A supremely selfish king

When the old king died, his son, a supremely selfish person, took up the throne. He had been spoiled throughout his childhood, had always received everything he demanded, and everyone had always been under orders to make him as happy as possible. In fact, the only thing he truly cared about was his own well-being. On the day he became king, all of his subjects feared the worst.

The first thing he did was to inspect his stables. Walking along, he saw that one of his favorite horses looked a bit ill. Very upset at the sorry condition of his horses, he called over the stable boy to reprimand him. “My lord, the boy replied, your minister has so reduced the servants’ rations that i am often too weak to feed enough hay to all the horses and so some of them go hungry.”  Furious at having sickly horses, he ordered his minister to reinstate all servants’ rations so that he not have to suffer from their shortcomings anymore.

Later, riding through the countryside, the king saw beggars and scraggly houses everywhere. “How ugly and depressing this all is!” he complained to his minister. The minister replied, “The people are too poor to take care of themselves properly.
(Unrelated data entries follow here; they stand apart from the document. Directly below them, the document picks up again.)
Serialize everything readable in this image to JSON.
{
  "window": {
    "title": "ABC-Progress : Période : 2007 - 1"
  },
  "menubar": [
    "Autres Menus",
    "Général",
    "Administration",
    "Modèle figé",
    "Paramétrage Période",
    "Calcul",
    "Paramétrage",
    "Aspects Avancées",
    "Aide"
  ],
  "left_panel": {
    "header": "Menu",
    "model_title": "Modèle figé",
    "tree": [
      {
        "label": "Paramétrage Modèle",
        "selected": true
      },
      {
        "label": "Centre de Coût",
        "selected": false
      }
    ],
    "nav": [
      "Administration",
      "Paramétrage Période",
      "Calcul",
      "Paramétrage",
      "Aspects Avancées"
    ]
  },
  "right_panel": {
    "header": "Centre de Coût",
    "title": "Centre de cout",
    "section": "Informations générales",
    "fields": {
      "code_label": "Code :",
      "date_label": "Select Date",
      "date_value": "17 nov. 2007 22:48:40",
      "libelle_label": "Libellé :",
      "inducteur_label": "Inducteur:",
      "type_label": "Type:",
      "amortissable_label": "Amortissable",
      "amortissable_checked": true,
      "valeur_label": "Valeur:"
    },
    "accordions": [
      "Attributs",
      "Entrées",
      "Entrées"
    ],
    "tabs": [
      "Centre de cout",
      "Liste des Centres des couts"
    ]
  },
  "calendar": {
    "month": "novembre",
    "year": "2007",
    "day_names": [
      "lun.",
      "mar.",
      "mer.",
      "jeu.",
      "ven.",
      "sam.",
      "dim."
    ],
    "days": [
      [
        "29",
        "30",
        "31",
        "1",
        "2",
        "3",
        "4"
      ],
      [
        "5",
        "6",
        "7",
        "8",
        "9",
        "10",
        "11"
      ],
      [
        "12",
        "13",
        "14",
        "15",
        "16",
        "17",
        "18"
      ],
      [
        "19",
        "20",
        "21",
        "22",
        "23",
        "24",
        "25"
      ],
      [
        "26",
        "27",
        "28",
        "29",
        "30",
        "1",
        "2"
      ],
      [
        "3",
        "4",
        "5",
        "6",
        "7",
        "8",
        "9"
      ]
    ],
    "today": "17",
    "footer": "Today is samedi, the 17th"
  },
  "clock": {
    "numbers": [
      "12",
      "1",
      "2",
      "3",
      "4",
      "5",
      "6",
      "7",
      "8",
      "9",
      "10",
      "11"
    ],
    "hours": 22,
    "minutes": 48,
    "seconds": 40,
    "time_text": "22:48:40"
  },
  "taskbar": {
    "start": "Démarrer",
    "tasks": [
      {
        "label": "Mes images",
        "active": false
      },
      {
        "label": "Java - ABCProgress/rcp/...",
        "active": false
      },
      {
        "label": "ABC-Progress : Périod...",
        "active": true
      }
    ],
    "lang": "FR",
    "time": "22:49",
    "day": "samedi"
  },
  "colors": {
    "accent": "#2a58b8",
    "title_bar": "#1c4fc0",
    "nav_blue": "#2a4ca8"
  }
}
We would have to reduce the taxes if the villagers are to repair their houses and not be reduced to begging.” The king would hear no more, “Do whatever it takes, but i don’t want to have to ride through an ugly kingdom anymore!”

That night the king went to bed and found his wife crying. “What are you crying for? Stop!, or you will spoil my mood!” he ordered. Sniffing her tears away, the queen answered, “You ignore me all day and never set eyes upon our children.” The young king thought for a while and then answered: “Very well, i will be kind to you and take time for our children. Now be happy, lest you make me sad!”

 

February 2, 2011

Preaching atheist

There was an atheist who traveled from city to city in an old beat up car with a step ladder in his trunk. He would drive to the town square and climb upon his ladder. To the passersby below him he would shout out: “There is no God! The world began with a big silent bang and one day will end in a loud crunch. The scientists have proven it. All the religions you follow were invented by human beings, they are all false! The truth is, we must learn to live without religion.” He railed against all religions, all creeds and all faiths. Men and women cried out: 
“You blaspheme!” 
“God forgive you!”, but he would simply raise his voice to cover theirs.
Then one day, when everyone had heard enough of him, they pulled him down from his ladder and began to beat him. Between the blows he cried out: “I am not afraid of dying, because i know for a fact that i will simply cease to exist. But my message, which your children have heard, will continue to spread once i am gone!”
Then someone said: “Let him go, for he has more faith than all of us.”